Seifert, Daniel; Jöckel, Lisa; Trendowicz, Adam; Ciolkowski, Marcus; Honroth, Thorsten; Jedlitschka, Andreas

doi:10.1007/978-3-031-78386-9_3

2025

Conference Paper

Abstract

The use of large language models (LLMs) for software engineering is growing, especially for code - typically to generate code or to detect or fix quality problems. Because requirements are often written in natural language, it seems promising to exploit the capabilities of LLMs to detect requirement problems. We replicated an inspection experiment in which computer science students searched for defects in requirements documents using different reading techniques. In our replication, we used the LLM GPT-4-Turbo instead of students to determine how the model compares to human reviewers.
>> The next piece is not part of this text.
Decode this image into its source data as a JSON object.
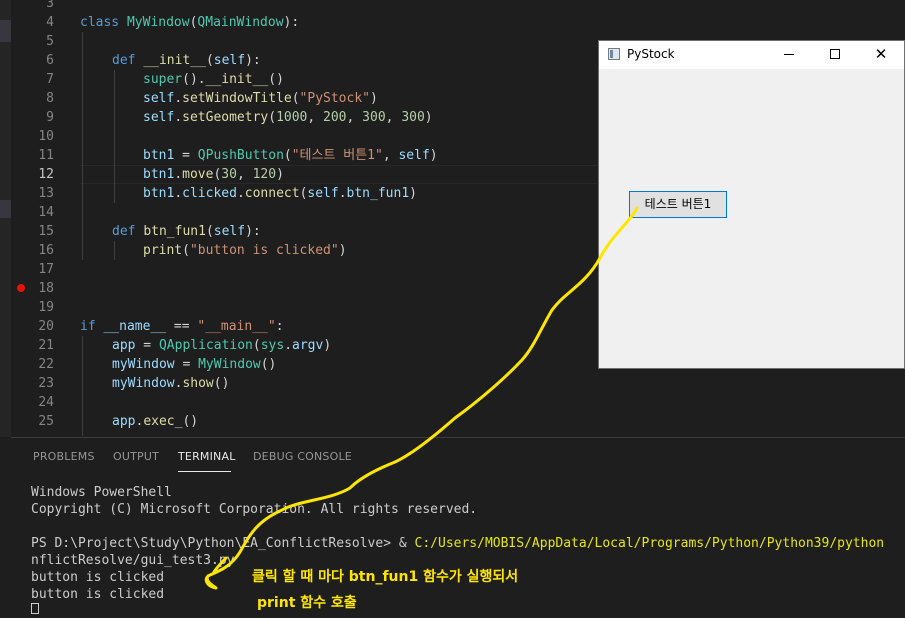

Additionally, we considered GPT-3.5-Turbo, Nous-Hermes-2-Mixtral-8x7B-DPO, and Phi-3-medium-128k-instruct for one research question. We focus on single prompt approaches and avoid more complex approaches to mimic the original study design where students received all the material at once. We had two phases. First, we explored the general feasibility of using LLMs for requirements inspection on a practice document and examined different prompts. Second, we applied selected approaches to two requirements documents and compared the approaches to each other and to human reviewers. The approaches include variations in reading techniques (ad-hoc, perspective-based, checklist-based), LLMs, the instructions, and material provided. We found that LLMs (a) report only a limited number of deficits despite having enough tokens, which (b) do not vary much across prompts. They (c) rarely match the sample solution.